いまこの瞬間を生きていることがしあわせで、何も不満や文句が浮かばないようなとき、ふと怖くなるときがある。

急にこの時間が終わったら。
この幸せで楽しい瞬間が尽きたら。
好きな人がいなくなってしまったら。

現実になるのがこわいので、わざとそうなったときのことを、それはそれはリアルに考えて、心の備えにしている。私はこれを、ひとりで勝手に「不幸先取りグセ」と呼んでいます。

思い返せば、学生の頃のテスト返却のときもそうだった。自己採点してある程度の点数を想像してはいるけれども、その予想に届かなかった場合のことを考えて、心の防波堤としてものすごく低い点数だったときのことを考える。

このクセはあまりよくないものとされていて、常にポジティブに前向きに思考することが求められているけれども、心を守るという観点でいえばこれ以上ない方法だと思えてならない。

一緒にいて楽しい人たちと、楽しい話をして、楽しく時間を過ごしたい。私はこれまでひとりでいることが好きで、好きだと思いこんでいて、「さみしい」と強く思ったこともあまりなかった。

だけど、一緒に時間を過ごすことが楽しいと思える人たちもいるのだ。「おやすみ」となかなか言い出せないこともあるのだ。明日も「おはよう」と言い合えることに幸福を感じる日がくるとは思っていなかった。すべて、シェアハウスに住むようになってから実感していることだ。

シェアハウスのシェアメイトというのは、とても不思議なもので、家族とも友人とも恋人ともちがうのに、一緒の家で暮らしている。

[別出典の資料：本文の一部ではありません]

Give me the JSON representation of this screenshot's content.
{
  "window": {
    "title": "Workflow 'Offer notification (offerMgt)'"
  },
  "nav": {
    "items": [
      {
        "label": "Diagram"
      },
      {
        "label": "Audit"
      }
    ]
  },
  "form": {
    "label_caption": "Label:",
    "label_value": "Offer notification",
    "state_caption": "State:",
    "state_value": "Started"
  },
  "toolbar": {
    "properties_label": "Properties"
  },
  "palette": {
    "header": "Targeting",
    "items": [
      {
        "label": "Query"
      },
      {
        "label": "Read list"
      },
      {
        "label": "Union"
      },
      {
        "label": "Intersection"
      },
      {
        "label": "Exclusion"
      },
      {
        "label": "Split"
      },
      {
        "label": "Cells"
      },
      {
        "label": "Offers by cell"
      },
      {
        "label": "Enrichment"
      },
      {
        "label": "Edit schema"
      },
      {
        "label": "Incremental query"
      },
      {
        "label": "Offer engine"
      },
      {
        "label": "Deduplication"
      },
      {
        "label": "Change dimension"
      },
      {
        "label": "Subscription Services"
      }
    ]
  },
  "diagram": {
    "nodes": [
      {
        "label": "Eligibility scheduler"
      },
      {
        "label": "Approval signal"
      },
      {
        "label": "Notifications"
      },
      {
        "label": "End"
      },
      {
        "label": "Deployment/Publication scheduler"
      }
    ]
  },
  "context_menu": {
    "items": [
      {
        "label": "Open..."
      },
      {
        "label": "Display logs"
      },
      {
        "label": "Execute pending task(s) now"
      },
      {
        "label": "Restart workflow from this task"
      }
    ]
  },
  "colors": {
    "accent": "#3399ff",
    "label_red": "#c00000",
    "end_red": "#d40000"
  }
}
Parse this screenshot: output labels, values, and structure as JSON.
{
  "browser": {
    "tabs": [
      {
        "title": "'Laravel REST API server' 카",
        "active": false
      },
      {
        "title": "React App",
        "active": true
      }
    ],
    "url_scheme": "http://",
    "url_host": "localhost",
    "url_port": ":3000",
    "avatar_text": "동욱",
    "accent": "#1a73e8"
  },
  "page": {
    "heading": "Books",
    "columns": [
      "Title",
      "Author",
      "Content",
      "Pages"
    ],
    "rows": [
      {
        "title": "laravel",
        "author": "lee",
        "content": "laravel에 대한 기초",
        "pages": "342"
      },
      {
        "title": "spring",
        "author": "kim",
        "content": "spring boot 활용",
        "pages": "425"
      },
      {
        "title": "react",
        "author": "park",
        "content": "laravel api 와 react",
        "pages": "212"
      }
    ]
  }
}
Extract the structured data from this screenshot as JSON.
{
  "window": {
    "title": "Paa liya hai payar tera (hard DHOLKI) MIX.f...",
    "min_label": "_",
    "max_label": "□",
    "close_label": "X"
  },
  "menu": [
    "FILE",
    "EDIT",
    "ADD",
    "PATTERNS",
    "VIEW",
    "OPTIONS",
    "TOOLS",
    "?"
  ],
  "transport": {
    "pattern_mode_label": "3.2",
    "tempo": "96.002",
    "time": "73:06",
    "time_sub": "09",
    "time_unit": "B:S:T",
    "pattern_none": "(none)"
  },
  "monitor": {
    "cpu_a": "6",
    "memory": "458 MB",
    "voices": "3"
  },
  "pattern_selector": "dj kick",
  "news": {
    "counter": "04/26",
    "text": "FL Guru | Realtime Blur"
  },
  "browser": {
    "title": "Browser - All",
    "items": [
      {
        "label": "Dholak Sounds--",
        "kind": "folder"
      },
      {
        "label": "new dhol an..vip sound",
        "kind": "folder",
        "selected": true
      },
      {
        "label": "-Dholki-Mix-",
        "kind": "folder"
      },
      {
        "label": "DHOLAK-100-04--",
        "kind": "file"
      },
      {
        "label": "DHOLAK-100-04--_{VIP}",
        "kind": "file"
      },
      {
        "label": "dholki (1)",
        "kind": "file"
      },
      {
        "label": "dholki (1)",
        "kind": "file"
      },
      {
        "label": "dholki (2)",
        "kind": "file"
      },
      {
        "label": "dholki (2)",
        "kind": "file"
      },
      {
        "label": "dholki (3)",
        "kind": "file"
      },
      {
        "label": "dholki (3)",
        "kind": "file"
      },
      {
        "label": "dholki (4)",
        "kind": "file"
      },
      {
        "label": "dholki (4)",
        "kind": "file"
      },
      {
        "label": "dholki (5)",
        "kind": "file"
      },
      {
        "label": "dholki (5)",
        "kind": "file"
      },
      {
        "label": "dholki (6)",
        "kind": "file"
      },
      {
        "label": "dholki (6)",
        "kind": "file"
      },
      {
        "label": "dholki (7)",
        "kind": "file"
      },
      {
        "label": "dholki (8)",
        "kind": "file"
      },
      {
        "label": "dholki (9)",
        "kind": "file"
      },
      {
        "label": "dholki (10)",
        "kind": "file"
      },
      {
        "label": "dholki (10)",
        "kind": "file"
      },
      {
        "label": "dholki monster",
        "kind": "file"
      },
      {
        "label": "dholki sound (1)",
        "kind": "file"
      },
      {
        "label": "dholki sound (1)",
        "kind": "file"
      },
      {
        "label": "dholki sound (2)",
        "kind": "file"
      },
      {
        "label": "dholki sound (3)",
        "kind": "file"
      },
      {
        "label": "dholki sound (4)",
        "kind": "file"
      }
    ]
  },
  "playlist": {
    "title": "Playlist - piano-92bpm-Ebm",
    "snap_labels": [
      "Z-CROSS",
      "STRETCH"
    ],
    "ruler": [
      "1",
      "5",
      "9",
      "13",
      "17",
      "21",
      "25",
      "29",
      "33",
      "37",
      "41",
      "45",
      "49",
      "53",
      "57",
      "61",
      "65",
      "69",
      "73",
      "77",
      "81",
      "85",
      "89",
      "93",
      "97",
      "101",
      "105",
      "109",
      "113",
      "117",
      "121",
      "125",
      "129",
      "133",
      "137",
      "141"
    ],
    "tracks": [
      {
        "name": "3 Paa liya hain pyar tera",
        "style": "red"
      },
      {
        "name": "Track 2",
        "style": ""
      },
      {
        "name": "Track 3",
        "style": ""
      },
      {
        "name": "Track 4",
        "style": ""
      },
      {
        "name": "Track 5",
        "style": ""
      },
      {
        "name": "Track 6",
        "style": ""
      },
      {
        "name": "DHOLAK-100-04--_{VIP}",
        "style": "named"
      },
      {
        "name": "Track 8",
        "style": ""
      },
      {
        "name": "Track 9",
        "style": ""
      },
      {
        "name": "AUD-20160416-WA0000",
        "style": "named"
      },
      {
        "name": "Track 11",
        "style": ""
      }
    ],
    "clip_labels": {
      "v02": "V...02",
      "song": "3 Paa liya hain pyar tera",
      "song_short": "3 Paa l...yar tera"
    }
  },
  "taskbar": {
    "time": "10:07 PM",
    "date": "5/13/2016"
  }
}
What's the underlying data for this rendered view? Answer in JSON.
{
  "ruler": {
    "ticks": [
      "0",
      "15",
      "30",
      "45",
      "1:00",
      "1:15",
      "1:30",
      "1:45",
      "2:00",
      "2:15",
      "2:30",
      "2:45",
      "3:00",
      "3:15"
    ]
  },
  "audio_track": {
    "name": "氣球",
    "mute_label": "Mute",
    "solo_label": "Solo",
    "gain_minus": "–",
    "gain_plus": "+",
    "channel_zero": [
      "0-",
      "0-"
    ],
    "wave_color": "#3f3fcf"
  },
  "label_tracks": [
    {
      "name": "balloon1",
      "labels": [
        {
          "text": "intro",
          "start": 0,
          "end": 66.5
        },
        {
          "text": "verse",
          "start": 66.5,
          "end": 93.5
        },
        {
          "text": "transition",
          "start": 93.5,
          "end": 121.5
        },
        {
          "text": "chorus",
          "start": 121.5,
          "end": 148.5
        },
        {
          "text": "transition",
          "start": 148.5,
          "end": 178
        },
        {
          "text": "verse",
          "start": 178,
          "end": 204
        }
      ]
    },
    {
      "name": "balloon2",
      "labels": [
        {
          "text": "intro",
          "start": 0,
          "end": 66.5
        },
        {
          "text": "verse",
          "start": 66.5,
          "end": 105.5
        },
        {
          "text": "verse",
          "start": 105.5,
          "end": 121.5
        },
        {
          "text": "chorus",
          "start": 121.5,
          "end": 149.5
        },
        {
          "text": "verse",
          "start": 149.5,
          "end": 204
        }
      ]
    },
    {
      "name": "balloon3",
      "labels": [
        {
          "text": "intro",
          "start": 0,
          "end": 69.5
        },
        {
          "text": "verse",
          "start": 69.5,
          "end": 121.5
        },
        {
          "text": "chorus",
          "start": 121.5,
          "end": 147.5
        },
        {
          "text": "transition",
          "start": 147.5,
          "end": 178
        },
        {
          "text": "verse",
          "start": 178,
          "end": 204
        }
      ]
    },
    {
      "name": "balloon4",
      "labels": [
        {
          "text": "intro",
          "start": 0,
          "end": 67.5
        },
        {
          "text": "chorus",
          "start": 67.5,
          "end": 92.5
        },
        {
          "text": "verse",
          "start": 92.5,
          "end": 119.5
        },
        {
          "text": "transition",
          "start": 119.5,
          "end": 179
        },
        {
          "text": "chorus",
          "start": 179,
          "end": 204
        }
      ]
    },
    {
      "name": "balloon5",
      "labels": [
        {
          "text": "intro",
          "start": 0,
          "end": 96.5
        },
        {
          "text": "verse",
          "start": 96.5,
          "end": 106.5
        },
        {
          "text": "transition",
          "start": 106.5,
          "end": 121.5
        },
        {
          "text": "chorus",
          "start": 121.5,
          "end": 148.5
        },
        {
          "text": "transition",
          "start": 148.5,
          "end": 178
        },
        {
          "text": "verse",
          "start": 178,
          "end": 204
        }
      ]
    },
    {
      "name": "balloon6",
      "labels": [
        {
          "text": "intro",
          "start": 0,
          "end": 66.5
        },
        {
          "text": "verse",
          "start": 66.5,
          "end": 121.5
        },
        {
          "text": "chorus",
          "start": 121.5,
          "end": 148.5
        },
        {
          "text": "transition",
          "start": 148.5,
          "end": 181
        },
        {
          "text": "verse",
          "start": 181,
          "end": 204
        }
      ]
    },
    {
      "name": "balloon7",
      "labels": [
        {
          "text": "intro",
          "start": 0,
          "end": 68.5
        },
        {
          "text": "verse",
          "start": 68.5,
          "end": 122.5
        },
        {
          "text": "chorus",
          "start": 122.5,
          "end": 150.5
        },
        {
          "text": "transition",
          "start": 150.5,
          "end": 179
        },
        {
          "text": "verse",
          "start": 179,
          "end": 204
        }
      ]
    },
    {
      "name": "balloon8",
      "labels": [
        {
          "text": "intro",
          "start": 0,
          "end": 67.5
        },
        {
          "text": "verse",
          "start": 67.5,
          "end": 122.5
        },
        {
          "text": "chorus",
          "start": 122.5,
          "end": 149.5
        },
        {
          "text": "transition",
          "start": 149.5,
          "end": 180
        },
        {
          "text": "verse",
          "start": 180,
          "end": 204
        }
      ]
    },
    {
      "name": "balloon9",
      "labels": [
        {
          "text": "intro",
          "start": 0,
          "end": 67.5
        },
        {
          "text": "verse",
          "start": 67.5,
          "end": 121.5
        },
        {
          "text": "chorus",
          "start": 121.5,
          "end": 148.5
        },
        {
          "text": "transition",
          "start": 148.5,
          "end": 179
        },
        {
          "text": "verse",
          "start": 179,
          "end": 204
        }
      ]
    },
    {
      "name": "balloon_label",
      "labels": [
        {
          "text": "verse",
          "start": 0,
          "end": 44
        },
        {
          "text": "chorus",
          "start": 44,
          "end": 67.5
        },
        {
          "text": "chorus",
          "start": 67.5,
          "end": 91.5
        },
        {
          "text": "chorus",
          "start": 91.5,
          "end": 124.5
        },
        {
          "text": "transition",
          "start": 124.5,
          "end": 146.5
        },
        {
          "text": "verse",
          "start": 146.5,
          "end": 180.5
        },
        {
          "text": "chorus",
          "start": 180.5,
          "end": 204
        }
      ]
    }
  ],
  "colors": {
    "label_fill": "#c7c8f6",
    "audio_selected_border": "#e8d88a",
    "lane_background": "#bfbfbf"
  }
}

まだまだこのシェア文化は浸透しきってはいないのかもしれないけれど、少しずつこの魅力に気づく人が増え、今後ますますシェアに取り憑かれる層が広まっていくはずだ。

楽しくて、幸福だからこそ、終わりがさみしい。

最高にしあわせな瞬間こそ、わたしは心のどこかで、誰ひとり残っていない空っぽのリビングを想像するようにしている。